There are multiple options if you decide to take out a small loan, such as an unsecured personal loan or a small loan secured with collateral. Again, this is one of those things that you will want to talk to your current financial provider about because of the various options available to you. It is also worth mentioning that the loan’s payment plan that you’ll be able to maintain. For instance, instead of a lump sum at the end of every payment cycle, break down the payment into multiple deposits throughout the cycle so that it is more financially feasible.
Pay Off Your Total Credit Card Balance Every Month
When you open your first credit card, it is especially important to pay off your credit card debt in full at the end of every month. That way, you start developing good financial habits that will simply carry on as your limit gets raised and as you transition onto different types of credit. Furthermore, establishing this kind of relationship with your credit card company can be helpful in the event that you do miss part of a credit card payment, because then there will be a small remaining outstanding debt rather than a large one.
This is crucial mainly because your FICO score is largely determined by your financial history, so having one that has a solid payment plan that you always meet on time is a great way to start off. Furthermore, credit cards usually have some of the highest interest rates on accumulated debt, hence why they are one of the principal reasons that most Americans are indebted. That means that on top of the principal owed, you will have to pay an exorbitant amount of interest that you can simply avoid by paying it off in full each month.
Maintain a Low Credit Utilization Ratio
Put in simple terms, your credit utilization ratio is how much you owe divided by your credit card limit. That means that you want to keep your limit where it is, or increase it, but keep your debts to a minimum. A lot of people and credit analysts recommend utilizing only five percent of your credit limit so that you can stay on top of your debts, but also use your credit to a reasonable extent. Four to six percent is a safe range for people who have never had a credit card before.
This is also based solely on revolving credit, which is essentially your credit card and any other lines of credit that you have.
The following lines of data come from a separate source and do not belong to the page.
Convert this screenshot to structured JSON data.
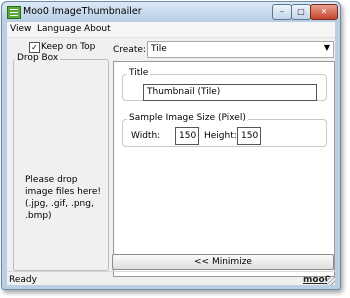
{
  "window": {
    "title": "Moo0 ImageThumbnailer"
  },
  "titlebar_buttons": {
    "minimize": "–",
    "maximize": "□",
    "close": "✕"
  },
  "menu": [
    "View",
    "Language",
    "About"
  ],
  "keep_on_top": {
    "label": "Keep on Top",
    "checked": true,
    "mark": "✓"
  },
  "dropbox": {
    "legend": "Drop Box",
    "message": "Please drop\nimage files here!\n(.jpg, .gif, .png,\n.bmp)"
  },
  "create": {
    "label": "Create:",
    "value": "Tile",
    "arrow": "▼"
  },
  "title_group": {
    "legend": "Title",
    "value": "Thumbnail (Tile)"
  },
  "size_group": {
    "legend": "Sample Image Size (Pixel)",
    "width_label": "Width:",
    "width_value": "150",
    "height_label": "Height:",
    "height_value": "150"
  },
  "minimize_button": "<< Minimize",
  "status": {
    "text": "Ready",
    "link": "moo0"
  },
  "icons": {
    "app": "app-icon",
    "dropdown": "chevron-down-icon",
    "check": "check-icon",
    "grip": "resize-grip-icon"
  },
  "colors": {
    "titlebar": "#b6cde4",
    "close_button": "#c5442a",
    "app_icon": "#5aa83a"
  }
}
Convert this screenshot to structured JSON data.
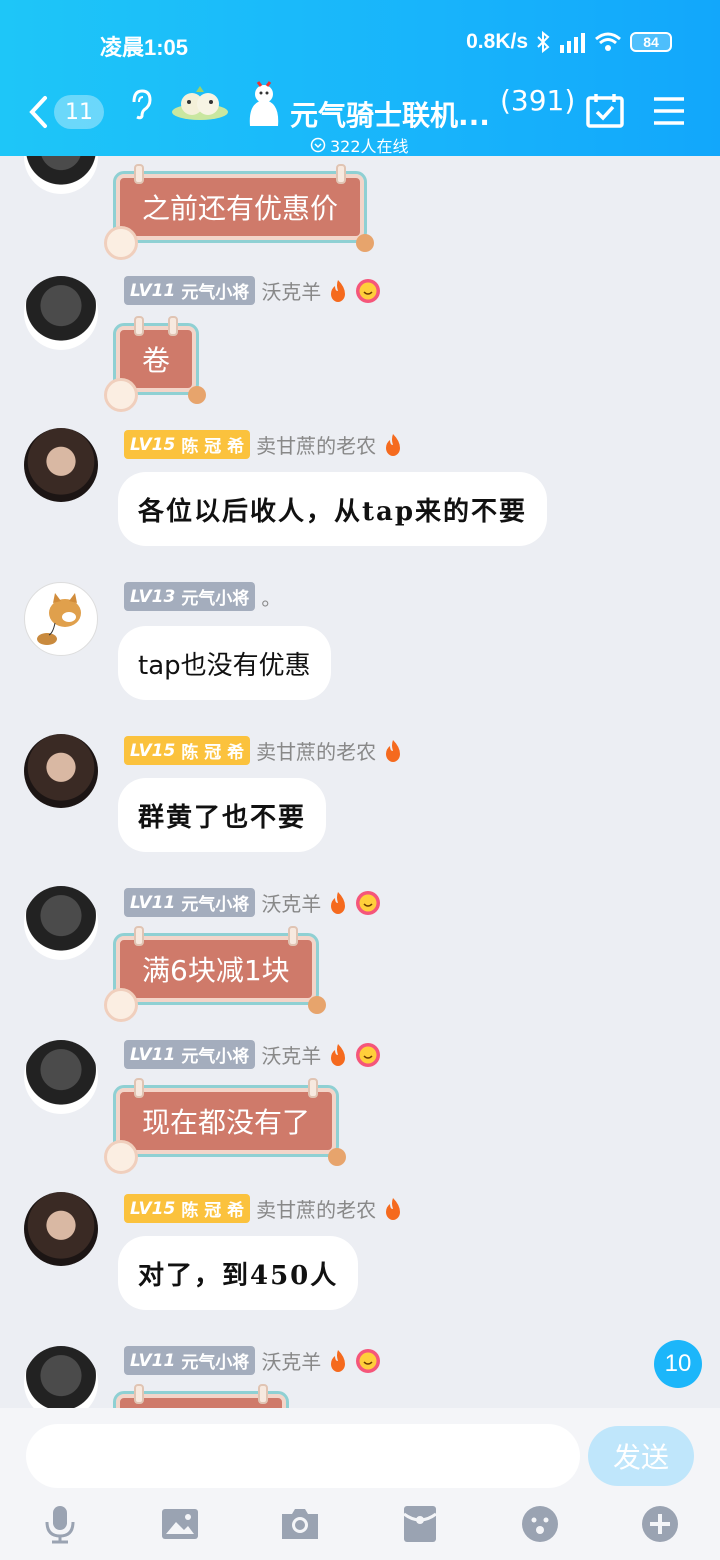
{
  "status_bar": {
    "time": "凌晨1:05",
    "speed": "0.8K/s",
    "battery": "84"
  },
  "header": {
    "back_count": "11",
    "title": "元气骑士联机...",
    "member_count": "(391)",
    "online": "322人在线"
  },
  "messages": [
    {
      "type": "sticker",
      "text": "之前还有优惠价"
    },
    {
      "type": "sticker",
      "level": "LV11",
      "role": "元气小将",
      "name": "沃克羊",
      "text": "卷"
    },
    {
      "type": "text",
      "level": "LV15",
      "role": "陈 冠 希",
      "name": "卖甘蔗的老农",
      "text": "各位以后收人，从tap来的不要"
    },
    {
      "type": "text",
      "level": "LV13",
      "role": "元气小将",
      "name": "。",
      "text": "tap也没有优惠"
    },
    {
      "type": "text",
      "level": "LV15",
      "role": "陈 冠 希",
      "name": "卖甘蔗的老农",
      "text": "群黄了也不要"
    },
    {
      "type": "sticker",
      "level": "LV11",
      "role": "元气小将",
      "name": "沃克羊",
      "text": "满6块减1块"
    },
    {
      "type": "sticker",
      "level": "LV11",
      "role": "元气小将",
      "name": "沃克羊",
      "text": "现在都没有了"
    },
    {
      "type": "text",
      "level": "LV15",
      "role": "陈 冠 希",
      "name": "卖甘蔗的老农",
      "text": "对了，到450人"
    },
    {
      "type": "sticker",
      "level": "LV11",
      "role": "元气小将",
      "name": "沃克羊",
      "text": ""
    }
  ],
  "unread_badge": "10",
  "input": {
    "placeholder": "",
    "send_label": "发送"
  },
  "toolbar_icons": [
    "mic-icon",
    "image-icon",
    "camera-icon",
    "red-packet-icon",
    "emoji-icon",
    "plus-icon"
  ],
  "colors": {
    "header": "#18b4fb",
    "accent": "#1cb6fa",
    "sticker": "#cf7a6a",
    "send_disabled": "#bfe6fb"
  }
}
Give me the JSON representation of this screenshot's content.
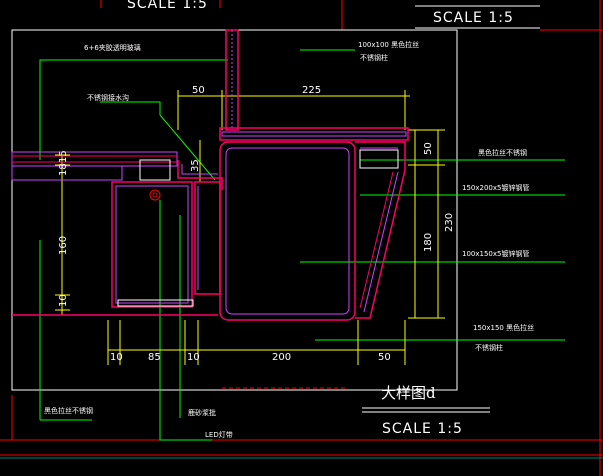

All this means is that debts with predetermined end dates, like some loans, will not count against you for this rate. All of this is to say that you should try to keep your credit card debts to a minimum as often as you can.
Pay Your Bills On Time
This point stands to reiterate the importance of having a long, healthy financial history. When deciding who to lend their money to, the lender is looking for a person they believe will pay their debts on time, every time, over the person who lets their bills add up until they have no choice but to declare bankruptcy. Though this may seem like one of the most difficult on this list, all it takes is careful financial planning and attention to detail in order to make this be an easy reality that isn’t overwhelming after all.
If you start paying all of your bills in college, then it is not a skill you will have to learn later on in life, and you will end up thanking yourself for it in the end.
These are simple tasks that everyone can take, but that are especially accessible to college freshmen in order to improve their scores and start building a solid line and history of credit that will carry them into the future. With a good credit score and a solid education, you are bound to go far in life, so start taking care of your credit today.